Transcatheter aortic valve replacement, the 20-year-old cardiac surgery game changer (eliminating the trauma of chest-cracking by delivering heart valves through an incision in the leg) comes with a caveat: Collagen-based bioprosthetic heart valves (BHV) degrade over time, and more quickly among younger patients and diabetics. After discovering one reason for the failure—glycation—AGELESS developed a game changer of its own: the technology to chemically modify the BHV biomaterial before implantation, thus mitigating device failure.

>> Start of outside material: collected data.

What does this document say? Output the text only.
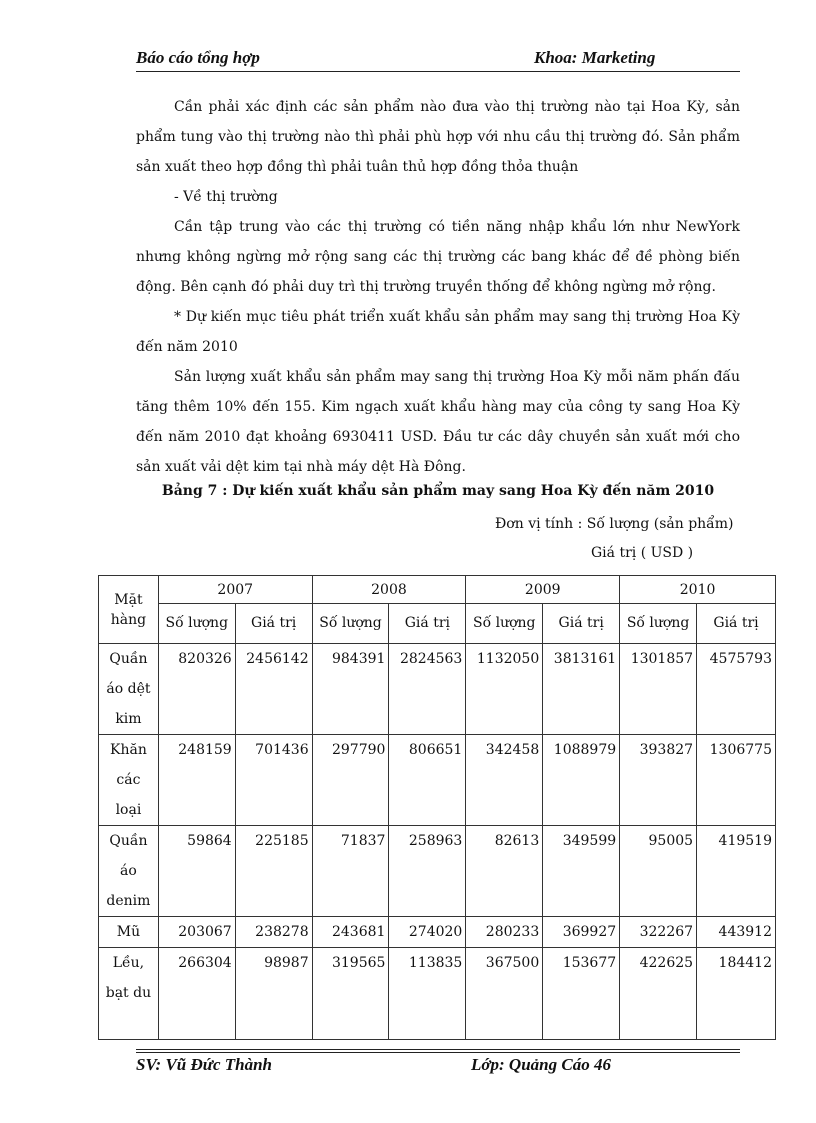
Báo cáo tổng hợp	Khoa: Marketing

Cần phải xác định các sản phẩm nào đưa vào thị trường nào tại Hoa Kỳ, sản phẩm tung vào thị trường nào thì phải phù hợp với nhu cầu thị trường đó. Sản phẩm sản xuất theo hợp đồng thì phải tuân thủ hợp đồng thỏa thuận

- Về thị trường

Cần tập trung vào các thị trường có tiền năng nhập khẩu lớn như NewYork nhưng không ngừng mở rộng sang các thị trường các bang khác để đề phòng biến động. Bên cạnh đó phải duy trì thị trường truyền thống để không ngừng mở rộng.

* Dự kiến mục tiêu phát triển xuất khẩu sản phẩm may sang thị trường Hoa Kỳ đến năm 2010

Sản lượng xuất khẩu sản phẩm may sang thị trường Hoa Kỳ mỗi năm phấn đấu tăng thêm 10% đến 155. Kim ngạch xuất khẩu hàng may của công ty sang Hoa Kỳ đến năm 2010 đạt khoảng 6930411 USD. Đầu tư các dây chuyền sản xuất mới cho sản xuất vải dệt kim tại nhà máy dệt Hà Đông.

Bảng 7 : Dự kiến xuất khẩu sản phẩm may sang Hoa Kỳ đến năm 2010
Đơn vị tính : Số lượng (sản phẩm)
Giá trị ( USD )
Mặt hàng	2007		2008		2009		2010	
	Số lượng	Giá trị	Số lượng	Giá trị	Số lượng	Giá trị	Số lượng	Giá trị
Quần áo dệt kim	820326	2456142	984391	2824563	1132050	3813161	1301857	4575793
Khăn các loại	248159	701436	297790	806651	342458	1088979	393827	1306775
Quần áo denim	59864	225185	71837	258963	82613	349599	95005	419519
Mũ	203067	238278	243681	274020	280233	369927	322267	443912
Lều, bạt du	266304	98987	319565	113835	367500	153677	422625	184412
SV: Vũ Đức Thành	Lớp: Quảng Cáo 46
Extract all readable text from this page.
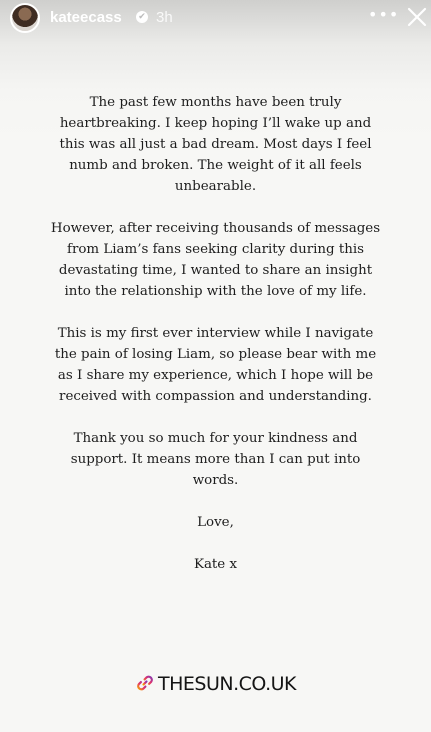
kateecass ✔ 3h	•••

The past few months have been truly heartbreaking. I keep hoping I’ll wake up and this was all just a bad dream. Most days I feel numb and broken. The weight of it all feels unbearable.

However, after receiving thousands of messages from Liam’s fans seeking clarity during this devastating time, I wanted to share an insight into the relationship with the love of my life.

This is my first ever interview while I navigate the pain of losing Liam, so please bear with me as I share my experience, which I hope will be received with compassion and understanding.

Thank you so much for your kindness and support. It means more than I can put into words.

Love,

Kate x

THESUN.CO.UK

L2M, says Ferrari, was instrumental in giving the team contacts for evaluating the AGELESS Valve’s commercialization, and possibly a bigger market. “It got us thinking about broader applications,” he says. “There are a lot of collagen-based bioplantable devices beyond BHVs.”


sHYp

Engineer/Founder: Daniel Esposito, associate professor of chemical engineering

Accelerator: PowerBridgeNY

Status: Early-stage startup

The shipping industry—which burns heavy oil and diesel fuel, accounting for close to 3% of global CO2 emissions as of 2018—may have found its renewable savior in Esposito. His revolutionary sHYp electrolzyer turns seawater into green hydrogen. No desalinization, no purification, no toxic waste. The prototype was funded by and developed through PowerBridgeNY (part of the L2M Network). Esposito extols its Lean LaunchPad model for identifying tech bottlenecks, as well as potential customers and investment partners. “We regularly pitched to a project manager and a panel—people in the industry and from investment firms,” says Esposito. “They are really good at putting you through the ringer, asking very tough questions. But it’s so valuable. If you don’t have a winner, you’d rather figure that out early and pivot to a better plan.”


Fovea

Engineer/Founder: Sharath Koorathota, PhD student in biomedical engineering

Accelerator: Columbia | IBM LAUNCH

Status: Early-stage startup

Before entering Columbia’s Biomedical Engineering Department, Koorathota had spent five years producing videos at a creative agency. “What’s really annoying now is that a professional video editor needs around five software apps to create, edit and release a video,” he says. Working in Professor Paul Sajda’s Intelligent Imaging and Neural Computing lab and focusing on eye tracking technology, Koorathota began to see how AI and cloud computing might be used to solve the problem of understanding what viewers want in order to create better video content, faster. He applied for the Columbia | IBM Launch Accelerator—“a really effective partnership”— where his team developed the business model for Fovea, a “one-stop shop” offering video content in minutes thanks to intelligent organization, search, and editing. Guidance from mentors in the media and marketing worlds kept it on the right track. “We adjusted our original proposal,” says Koorathota, “by learning about recent trends and best practices.”